Interview mit Michael Gray: „Wir wußten genau, daß die Fakten jedes Wort widerlegen“
Woher haben Sie das Filmmaterial bekommen, um THE MURDER OF FRED HAMPTON zu machen?
Die Abteilung der Black Panther Party in Illinois hat uns erlaubt, in vielen ihrer Einrichtungen zu filmen und den Rest haben wir für ungefähr 17 000 Dollar von verschiedenen Fernsehstationen gekauft.
Wieviel hat der fertige Film gekostet?
Etwa 95 000 Dollar.
Woher haben Sie das Geld bekommen?
Unser erstes Geld kam von einem Rock-Musik-Produzenten. Zusätzliche Mittel bekamen wir von einer Gruppe von Anwälten in Chicago, einem großen Hollywood-Produzenten und einem Anwalt in Los Angeles, der für die Bürgerrechtsbewegung arbeitet. Im ganzen bekamen wir 55 000 Dollar von den verschiedensten Leuten zusammen, die entweder hofften, daß sich ihre Investition auszahlen würde, oder die dachten, daß sie es für die richtige Sache gäben. Die restlichen 40 000 Dollar hat unsere Filmgruppe, die MGA Incorporation, aufgebracht. Es waren unsere Einnahmen, die wir mit Commercials und anderen Auftragsarbeiten verdient hatten. (…)
Was sagen Sie zu dem Vorwurf, daß Ihr Film einseitige Propaganda sei?

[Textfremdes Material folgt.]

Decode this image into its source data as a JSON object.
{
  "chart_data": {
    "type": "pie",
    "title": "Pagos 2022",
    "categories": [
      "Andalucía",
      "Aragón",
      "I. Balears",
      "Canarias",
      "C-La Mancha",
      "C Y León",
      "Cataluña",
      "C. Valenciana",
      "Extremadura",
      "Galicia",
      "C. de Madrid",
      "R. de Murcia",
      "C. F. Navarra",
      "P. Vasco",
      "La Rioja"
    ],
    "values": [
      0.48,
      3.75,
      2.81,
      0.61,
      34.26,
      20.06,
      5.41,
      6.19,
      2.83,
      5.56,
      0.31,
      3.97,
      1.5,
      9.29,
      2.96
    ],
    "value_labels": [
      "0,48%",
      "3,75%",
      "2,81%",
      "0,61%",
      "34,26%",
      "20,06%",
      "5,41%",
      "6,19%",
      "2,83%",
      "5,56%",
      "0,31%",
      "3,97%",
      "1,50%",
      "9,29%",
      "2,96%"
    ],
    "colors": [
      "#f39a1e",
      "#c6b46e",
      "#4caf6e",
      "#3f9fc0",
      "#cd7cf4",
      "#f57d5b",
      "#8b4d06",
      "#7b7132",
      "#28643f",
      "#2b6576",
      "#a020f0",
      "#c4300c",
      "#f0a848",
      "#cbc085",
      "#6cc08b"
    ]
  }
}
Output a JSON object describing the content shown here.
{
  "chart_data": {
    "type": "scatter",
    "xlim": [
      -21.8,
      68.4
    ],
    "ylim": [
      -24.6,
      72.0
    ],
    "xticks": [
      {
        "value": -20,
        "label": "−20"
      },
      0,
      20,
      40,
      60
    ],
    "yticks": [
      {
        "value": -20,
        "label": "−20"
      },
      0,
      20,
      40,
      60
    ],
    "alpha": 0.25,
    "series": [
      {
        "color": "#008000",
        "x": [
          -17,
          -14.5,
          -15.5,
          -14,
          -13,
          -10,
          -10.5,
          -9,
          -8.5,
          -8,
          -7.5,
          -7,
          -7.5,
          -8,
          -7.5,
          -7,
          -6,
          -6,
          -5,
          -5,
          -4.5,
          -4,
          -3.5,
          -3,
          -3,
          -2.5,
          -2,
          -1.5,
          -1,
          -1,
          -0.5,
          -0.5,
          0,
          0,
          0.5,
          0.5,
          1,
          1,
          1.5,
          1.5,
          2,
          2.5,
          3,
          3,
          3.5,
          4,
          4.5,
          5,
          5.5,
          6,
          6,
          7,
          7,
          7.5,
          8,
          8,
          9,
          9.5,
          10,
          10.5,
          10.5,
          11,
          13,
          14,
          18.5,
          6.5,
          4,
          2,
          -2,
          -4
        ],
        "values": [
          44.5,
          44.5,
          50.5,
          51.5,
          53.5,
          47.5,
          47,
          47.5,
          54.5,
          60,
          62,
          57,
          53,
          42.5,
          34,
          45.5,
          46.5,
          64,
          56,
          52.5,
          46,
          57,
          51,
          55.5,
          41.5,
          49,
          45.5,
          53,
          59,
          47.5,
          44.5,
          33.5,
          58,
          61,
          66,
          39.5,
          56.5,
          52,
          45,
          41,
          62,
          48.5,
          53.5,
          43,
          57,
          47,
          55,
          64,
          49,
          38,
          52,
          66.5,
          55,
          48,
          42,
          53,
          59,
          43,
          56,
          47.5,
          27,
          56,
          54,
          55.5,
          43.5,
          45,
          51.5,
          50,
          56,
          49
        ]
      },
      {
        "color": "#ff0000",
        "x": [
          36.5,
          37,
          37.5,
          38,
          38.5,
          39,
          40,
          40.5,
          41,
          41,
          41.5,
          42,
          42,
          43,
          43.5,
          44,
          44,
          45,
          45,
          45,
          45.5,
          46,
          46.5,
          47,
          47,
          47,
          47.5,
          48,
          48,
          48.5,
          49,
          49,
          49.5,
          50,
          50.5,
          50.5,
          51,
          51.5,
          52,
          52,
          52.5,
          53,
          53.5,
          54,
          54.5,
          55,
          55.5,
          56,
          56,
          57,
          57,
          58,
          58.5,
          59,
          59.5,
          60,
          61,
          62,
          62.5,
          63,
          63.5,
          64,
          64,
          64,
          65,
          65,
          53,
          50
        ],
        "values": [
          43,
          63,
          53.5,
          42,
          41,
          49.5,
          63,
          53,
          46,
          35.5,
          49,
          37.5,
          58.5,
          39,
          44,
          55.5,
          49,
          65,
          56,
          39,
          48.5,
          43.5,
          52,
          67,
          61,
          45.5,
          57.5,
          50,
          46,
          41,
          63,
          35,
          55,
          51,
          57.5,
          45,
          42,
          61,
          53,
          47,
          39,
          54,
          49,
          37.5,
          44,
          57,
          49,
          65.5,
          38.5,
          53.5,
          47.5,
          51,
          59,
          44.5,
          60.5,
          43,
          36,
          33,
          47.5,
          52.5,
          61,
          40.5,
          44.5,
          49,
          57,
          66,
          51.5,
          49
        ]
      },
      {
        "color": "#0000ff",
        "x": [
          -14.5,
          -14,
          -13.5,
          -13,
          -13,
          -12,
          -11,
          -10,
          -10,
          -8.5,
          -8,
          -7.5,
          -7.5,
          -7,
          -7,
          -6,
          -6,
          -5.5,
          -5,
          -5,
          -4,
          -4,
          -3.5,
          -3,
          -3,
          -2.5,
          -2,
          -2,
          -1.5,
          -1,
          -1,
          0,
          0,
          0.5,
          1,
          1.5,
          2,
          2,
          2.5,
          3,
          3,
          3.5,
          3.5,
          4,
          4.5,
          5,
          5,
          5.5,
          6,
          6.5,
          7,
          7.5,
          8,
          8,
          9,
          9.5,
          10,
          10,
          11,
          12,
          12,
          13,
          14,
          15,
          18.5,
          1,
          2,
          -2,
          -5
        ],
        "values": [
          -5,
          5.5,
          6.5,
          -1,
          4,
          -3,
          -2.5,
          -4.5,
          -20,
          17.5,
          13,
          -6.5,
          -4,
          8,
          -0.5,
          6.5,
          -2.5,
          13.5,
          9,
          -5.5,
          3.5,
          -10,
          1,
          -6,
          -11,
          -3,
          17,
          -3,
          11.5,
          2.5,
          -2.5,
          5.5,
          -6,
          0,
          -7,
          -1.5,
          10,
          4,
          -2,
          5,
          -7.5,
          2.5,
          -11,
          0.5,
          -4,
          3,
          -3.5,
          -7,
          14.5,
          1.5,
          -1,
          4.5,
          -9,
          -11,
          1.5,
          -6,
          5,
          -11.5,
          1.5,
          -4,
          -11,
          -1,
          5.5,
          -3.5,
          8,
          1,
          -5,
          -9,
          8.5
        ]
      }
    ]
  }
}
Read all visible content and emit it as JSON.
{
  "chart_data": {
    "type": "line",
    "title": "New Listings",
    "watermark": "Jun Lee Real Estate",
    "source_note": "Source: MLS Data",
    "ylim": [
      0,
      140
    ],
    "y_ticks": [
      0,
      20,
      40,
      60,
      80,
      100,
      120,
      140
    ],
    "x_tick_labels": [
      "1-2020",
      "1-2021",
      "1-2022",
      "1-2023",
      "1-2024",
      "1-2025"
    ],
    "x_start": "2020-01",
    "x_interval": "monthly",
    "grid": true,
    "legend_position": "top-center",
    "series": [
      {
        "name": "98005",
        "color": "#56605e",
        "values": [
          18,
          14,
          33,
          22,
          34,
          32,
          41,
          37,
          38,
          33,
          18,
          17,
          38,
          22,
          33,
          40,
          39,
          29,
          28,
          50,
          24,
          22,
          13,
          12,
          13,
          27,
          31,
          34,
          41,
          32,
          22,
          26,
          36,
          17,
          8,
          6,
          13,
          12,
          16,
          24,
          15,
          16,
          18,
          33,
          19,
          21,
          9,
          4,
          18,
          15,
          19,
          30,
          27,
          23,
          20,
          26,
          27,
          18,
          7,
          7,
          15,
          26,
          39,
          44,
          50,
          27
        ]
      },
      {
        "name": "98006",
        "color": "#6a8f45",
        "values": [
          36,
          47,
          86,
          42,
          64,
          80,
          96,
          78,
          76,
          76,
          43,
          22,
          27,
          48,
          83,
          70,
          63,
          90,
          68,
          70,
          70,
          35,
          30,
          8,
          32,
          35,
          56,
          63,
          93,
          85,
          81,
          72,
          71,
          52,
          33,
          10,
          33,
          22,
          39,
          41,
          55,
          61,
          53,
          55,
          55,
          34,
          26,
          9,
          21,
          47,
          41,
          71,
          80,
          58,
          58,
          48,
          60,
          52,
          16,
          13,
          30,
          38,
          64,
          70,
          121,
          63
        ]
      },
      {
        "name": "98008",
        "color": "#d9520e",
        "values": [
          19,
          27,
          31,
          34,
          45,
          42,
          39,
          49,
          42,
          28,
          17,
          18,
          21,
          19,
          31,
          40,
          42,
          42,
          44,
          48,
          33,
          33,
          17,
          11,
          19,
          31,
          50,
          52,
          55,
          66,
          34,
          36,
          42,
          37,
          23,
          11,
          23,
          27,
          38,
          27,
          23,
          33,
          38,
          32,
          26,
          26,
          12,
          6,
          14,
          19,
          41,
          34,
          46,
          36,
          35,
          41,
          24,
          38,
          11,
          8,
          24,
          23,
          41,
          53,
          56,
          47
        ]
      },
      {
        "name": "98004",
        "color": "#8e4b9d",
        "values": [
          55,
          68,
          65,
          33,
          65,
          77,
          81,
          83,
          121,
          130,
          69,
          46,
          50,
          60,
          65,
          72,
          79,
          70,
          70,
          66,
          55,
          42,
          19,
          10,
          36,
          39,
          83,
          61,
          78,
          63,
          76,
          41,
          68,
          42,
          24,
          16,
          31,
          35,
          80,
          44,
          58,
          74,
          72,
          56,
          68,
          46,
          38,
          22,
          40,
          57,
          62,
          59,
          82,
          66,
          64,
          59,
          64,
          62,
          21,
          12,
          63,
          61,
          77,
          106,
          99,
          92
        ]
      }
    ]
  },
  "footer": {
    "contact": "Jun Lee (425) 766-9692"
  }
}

Ich halte diesen Vorwurf für unfair. Gewiß haben wir uns keine Mühe gegeben, der einigermaßen übertriebenen Darstellung der Fakten, wie sie Hanrahan und die vierzehn an dem Überfall beteiligten Polizisten gegeben haben, den geringsten Glauben zu schenken. Aber wir wußten doch genau, daß die Fakten jedes Wort von ihnen widerlegen. Man muß nicht einmal in der Wohnung gewesen sein, um das zu wissen. Es genügt vollkommen, den Bericht des Bundesgerichts zu lesen. Dieser Bericht erklärt alles. Die einzige Inkonsequenz des Berichts ist die letzte Seite mit der Schlußfolgerung, daß die Beweise nicht ausreichten, um die Polizisten mit überzeugenden Gründen einer mutwilligen Verletzung der Bürgerrechte der in der Wohnung Anwesenden anzuklagen... (...)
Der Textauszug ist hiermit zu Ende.